Peg Stability Assurance: Parity maintains a 1:1 peg with USDC, supported by a portion of reserves which always remain in the smart contract and provide immediate redemption liquidity. This ensures that redemptions can be honored promptly and that PUSD $-peg is intact.
Third-Party Audits: Parity Finance has undergone multiple audits, most recently by Quantstamp, a leading blockchain security auditor. This ensures the protocol's smart contracts are secure, well-structured, and adhere to best practices.
Off-Exchange Settlement: To further minimize custodial risks, Parity is moving towards off-exchange settlement solutions with partners like Fireblocks and Ceffu. This ensures that even when interacting with centralized exchanges, funds are kept in secure, third-party custodial systems.
Segregation of PUSD reserves: Reserves are held in a Special Purpose Vehicle (SPV) with a separate balance sheet and accounts. SPV directors oversee operations, upholding their fiduciary duty to safeguard Parity Dollar reserves.
No Leverage: Parity does not use leverage, significantly reducing liquidation risk.

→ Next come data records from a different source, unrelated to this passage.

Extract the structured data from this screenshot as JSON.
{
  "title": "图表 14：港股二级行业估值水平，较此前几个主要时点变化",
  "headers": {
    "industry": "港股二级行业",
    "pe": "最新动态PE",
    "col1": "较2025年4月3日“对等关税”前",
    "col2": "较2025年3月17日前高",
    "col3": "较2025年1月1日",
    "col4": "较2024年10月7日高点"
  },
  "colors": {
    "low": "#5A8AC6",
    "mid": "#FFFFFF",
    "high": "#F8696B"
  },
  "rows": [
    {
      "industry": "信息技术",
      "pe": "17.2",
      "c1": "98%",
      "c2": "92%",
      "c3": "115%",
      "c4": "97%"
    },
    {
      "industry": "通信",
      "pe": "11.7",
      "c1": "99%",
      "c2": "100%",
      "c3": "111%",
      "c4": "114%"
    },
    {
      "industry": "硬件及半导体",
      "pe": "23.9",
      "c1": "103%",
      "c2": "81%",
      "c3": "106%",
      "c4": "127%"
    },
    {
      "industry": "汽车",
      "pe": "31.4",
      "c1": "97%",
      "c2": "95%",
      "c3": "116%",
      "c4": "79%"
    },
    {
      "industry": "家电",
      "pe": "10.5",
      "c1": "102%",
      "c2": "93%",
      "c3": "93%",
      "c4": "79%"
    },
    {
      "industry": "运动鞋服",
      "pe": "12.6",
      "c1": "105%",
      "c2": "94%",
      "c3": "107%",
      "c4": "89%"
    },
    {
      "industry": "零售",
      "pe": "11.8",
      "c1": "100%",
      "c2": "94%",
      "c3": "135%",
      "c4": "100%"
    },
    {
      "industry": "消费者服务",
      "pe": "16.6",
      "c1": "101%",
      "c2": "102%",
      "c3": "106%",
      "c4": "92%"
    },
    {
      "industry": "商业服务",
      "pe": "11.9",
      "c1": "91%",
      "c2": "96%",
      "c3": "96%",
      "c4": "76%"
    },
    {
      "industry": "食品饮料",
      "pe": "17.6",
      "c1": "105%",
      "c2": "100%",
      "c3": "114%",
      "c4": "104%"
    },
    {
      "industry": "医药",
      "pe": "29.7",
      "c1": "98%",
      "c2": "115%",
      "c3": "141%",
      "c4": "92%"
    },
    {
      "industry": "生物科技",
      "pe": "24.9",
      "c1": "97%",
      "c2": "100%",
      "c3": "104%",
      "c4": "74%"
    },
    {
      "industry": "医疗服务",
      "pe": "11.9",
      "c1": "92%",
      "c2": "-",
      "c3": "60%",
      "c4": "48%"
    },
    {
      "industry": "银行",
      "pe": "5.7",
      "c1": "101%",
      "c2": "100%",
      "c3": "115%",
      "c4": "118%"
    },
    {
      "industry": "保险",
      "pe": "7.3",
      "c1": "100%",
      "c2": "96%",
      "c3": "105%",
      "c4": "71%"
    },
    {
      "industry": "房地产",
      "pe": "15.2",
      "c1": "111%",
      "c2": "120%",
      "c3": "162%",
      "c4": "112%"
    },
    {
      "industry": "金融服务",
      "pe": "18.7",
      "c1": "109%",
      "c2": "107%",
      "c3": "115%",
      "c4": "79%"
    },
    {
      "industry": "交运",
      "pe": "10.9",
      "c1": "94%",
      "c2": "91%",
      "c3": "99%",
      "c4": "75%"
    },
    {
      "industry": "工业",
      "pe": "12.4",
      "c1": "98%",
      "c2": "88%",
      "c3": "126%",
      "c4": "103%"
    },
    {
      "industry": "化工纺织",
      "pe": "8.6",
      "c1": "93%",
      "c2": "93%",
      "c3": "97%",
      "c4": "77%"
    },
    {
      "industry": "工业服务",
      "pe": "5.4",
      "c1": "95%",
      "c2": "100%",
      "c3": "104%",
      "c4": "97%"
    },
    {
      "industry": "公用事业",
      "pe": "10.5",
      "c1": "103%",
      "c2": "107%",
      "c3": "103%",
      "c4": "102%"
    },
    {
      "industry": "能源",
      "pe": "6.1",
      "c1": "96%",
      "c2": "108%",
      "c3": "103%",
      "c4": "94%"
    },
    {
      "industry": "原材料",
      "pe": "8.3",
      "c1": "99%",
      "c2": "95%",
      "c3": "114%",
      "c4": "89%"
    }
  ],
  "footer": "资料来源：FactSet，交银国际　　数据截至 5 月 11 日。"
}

By avoiding borrowed capital, we ensure that Parity’s reserves are not overexposed to market volatility, further protecting the protocol during extreme conditions.
Reserve fund: Parity maintains a Reserve Fund, which is expected to scale to ~5% of all outstanding PUSD. This fund serves as an additional buffer, ensuring that any short-term negative returns are absorbed without affecting the stability of the Parity Dollar or its peg.
Franklin Templeton Fallback Protection: In the rare event where crypto markets face an extreme downturn, Parity has a solid fallback plan. The protocol has an agreement to unwind positions into Franklin Templeton's tokenized Tbills Fund - Benji.